OpenAI and Anthropic, two of the world's leading AI startups, have launched a rare cross-lab collaboration in the past two months - temporarily opening their closely guarded artificial intelligence models to each other for joint security testing amid fierce competition.The move aims to reveal blind spots in their respective companies’ internal assessments and demonstrate how leading AI companies can collaborate on security and coordination in the future.

The security research report jointly released by the two companies on Wednesday comes at a time when leading AI companies such as OpenAI and Anthropic are engaged in an arms race. Billions of dollars in data center investment and tens of millions of dollars in top researcher salaries have become the basic threshold in the industry. This has led many industry experts to warn with concern that fierce product competition may force companies to lower security standards as they rush to develop more powerful systems.


It is reported that in order to realize this research, OpenAI and Anthropic granted each other special API permissions, allowing access to a version of the AI ​​model with a reduced security protection level. The GPT-5 model did not participate in this test because it had not been released at the time.

OpenAI co-founder Wojciech Zaremba said in an interview that such cooperation is becoming increasingly important given that AI technology is entering a "significant impact" stage of development used by millions of people every day.

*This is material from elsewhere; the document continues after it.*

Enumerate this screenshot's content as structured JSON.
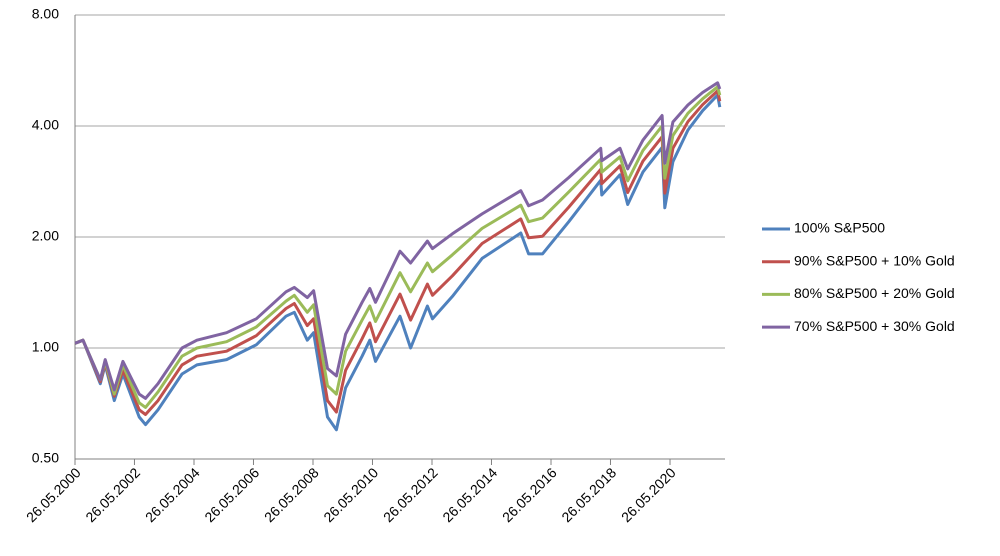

"Despite billions of dollars invested in the industry and the battle for talent, users and the best products, how to establish standards for security and cooperation is a broader issue facing the industry," Zaremba said.

Of course, Zaremba predicts that competition in the industry will remain fierce even as AI security teams begin to try to collaborate.

Anthropic security researcher Nicholas Carlini expressed the hope that OpenAI security researchers will continue to be allowed to access Anthropic's Claude model in the future.

“We hope to expand cooperation as much as possible in the security frontier and normalize such cooperation,” Carlini said.

What issues did the research uncover?

The most striking findings of the study involved hallucination testing sessions with large models.

When the correct answer cannot be determined, Anthropic's Claude Opus 4 and Sonnet 4 models will refuse to answer up to 70% of the questions and instead give responses such as "I have no reliable information"; while OpenAI's o3 and o4-mini models refuse to answer questions much less frequently than the former, and the probability of hallucinations is much higher - they will still try to answer when there is insufficient information.

Zaremba believes the ideal balance is somewhere in between: OpenAI models should reject answers more often, while Anthropic models should try to provide more answers.

The phenomenon of flattery - the tendency of AI models to strengthen their negative behaviors in order to please users, is also becoming one of the most pressing security risks of current AI models.

Anthropic's research report points to "extreme" cases of flattery in GPT-4.1 and Claude Opus 4 - models that initially resist psychopathic or manic behavior but then endorse certain worrisome decisions. In contrast, researchers observed lower levels of flattery in other AI models from OpenAI and Anthropic.

On Tuesday, the parents of Adam Lane, a 16-year-old California boy, filed a lawsuit against OpenAI, accusing ChatGPT (specifically the GPT-4o version) of providing his son with suggestions to promote his suicide instead of preventing his suicidal thoughts. The lawsuit suggests this may be the latest example of an AI chatbot's flattery leading to tragic consequences.

When asked about this, Zaremba said: "It's unimaginable the pain this will cause families. It would be a sad outcome if we developed AI that could solve complex PhD-level problems and create new science, but at the same time caused people to develop mental health problems from interacting with it. This dystopian future is not what I expect."

OpenAI claimed in a blog that its GPT-5 model has significantly improved the flattery problem of chatbots compared to GPT-4o, and claimed that the model is better able to deal with mental health emergencies.

Zaremba and Carlini expressed the hope that Anthropic and OpenAI will deepen their cooperation in the field of security testing in the future, expand research topics and test future models. They also expect other AI laboratories to follow this collaborative model.